Why would Prodigy waste millions of dollars on "live" TV ads when they can't slap a stamp on an info kit and mail it to a potential customer?
Utility and 500 channels
Betsy Frank says in her "Opinion" article that ".*.*. people sit down and watch TV to see programs that entertain or inform them, not to balance their checkbooks or order a pizza" (AA, Feb. 14).
While that may be true, the segment of the population from Baby Boomers on down has become enculturated to use the video screen/computer terminal as a utility, a tool. .*.*. These people will be quite comfortable ordering dinner and getting a bank reconciliation over one of their 500 channels as soon as possible.

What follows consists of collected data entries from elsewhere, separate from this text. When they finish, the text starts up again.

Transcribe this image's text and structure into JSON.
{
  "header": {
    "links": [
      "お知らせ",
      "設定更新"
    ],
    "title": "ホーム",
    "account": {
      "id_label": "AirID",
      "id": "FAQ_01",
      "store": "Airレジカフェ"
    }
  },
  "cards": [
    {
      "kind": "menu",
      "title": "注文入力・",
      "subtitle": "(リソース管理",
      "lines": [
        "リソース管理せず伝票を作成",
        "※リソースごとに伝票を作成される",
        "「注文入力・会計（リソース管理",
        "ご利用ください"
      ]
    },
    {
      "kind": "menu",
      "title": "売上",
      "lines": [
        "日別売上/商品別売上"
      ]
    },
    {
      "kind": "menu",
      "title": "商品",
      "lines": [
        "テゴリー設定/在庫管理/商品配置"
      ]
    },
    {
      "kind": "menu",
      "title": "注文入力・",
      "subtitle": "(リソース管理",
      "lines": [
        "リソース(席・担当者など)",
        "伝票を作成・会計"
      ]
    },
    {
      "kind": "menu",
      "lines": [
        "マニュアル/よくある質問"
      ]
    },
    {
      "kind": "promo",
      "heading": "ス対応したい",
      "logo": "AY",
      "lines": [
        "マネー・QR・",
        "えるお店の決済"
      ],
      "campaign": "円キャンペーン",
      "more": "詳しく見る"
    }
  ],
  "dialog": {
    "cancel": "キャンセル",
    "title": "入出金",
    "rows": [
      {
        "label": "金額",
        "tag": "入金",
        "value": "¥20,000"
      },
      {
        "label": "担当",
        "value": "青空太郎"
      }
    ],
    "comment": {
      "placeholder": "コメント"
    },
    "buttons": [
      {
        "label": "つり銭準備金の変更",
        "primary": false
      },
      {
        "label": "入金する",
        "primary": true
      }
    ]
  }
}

While we can still expect a large portion of those 500 channels to be consumed by people searching for something on the entertainment-information spectrum, a not inconsiderable amount of bandwidth will be taken up by transaction-based services, and in the process generate lots of "screen time" that will be available for advertising.
Director of marketing
Meta/4 Digital Design
West Norwalk, Conn.
Neon ad didn't glow
Regarding your interview with Chrysler President Robert Lutz (AA, Feb. 7), his response to your question about advertising explains the incompetence of the advertising for Neon. The product is shown for four seconds with a front view, and you were correct in an earlier observation; it does look like a Pacer.
But not really, because the Pacer was almost full size and the position of the Neon in its ad makes it appear to be a toy car.
Perhaps Mr. Lutz should watch the Ford Mustang commercial to see how excitement can be developed.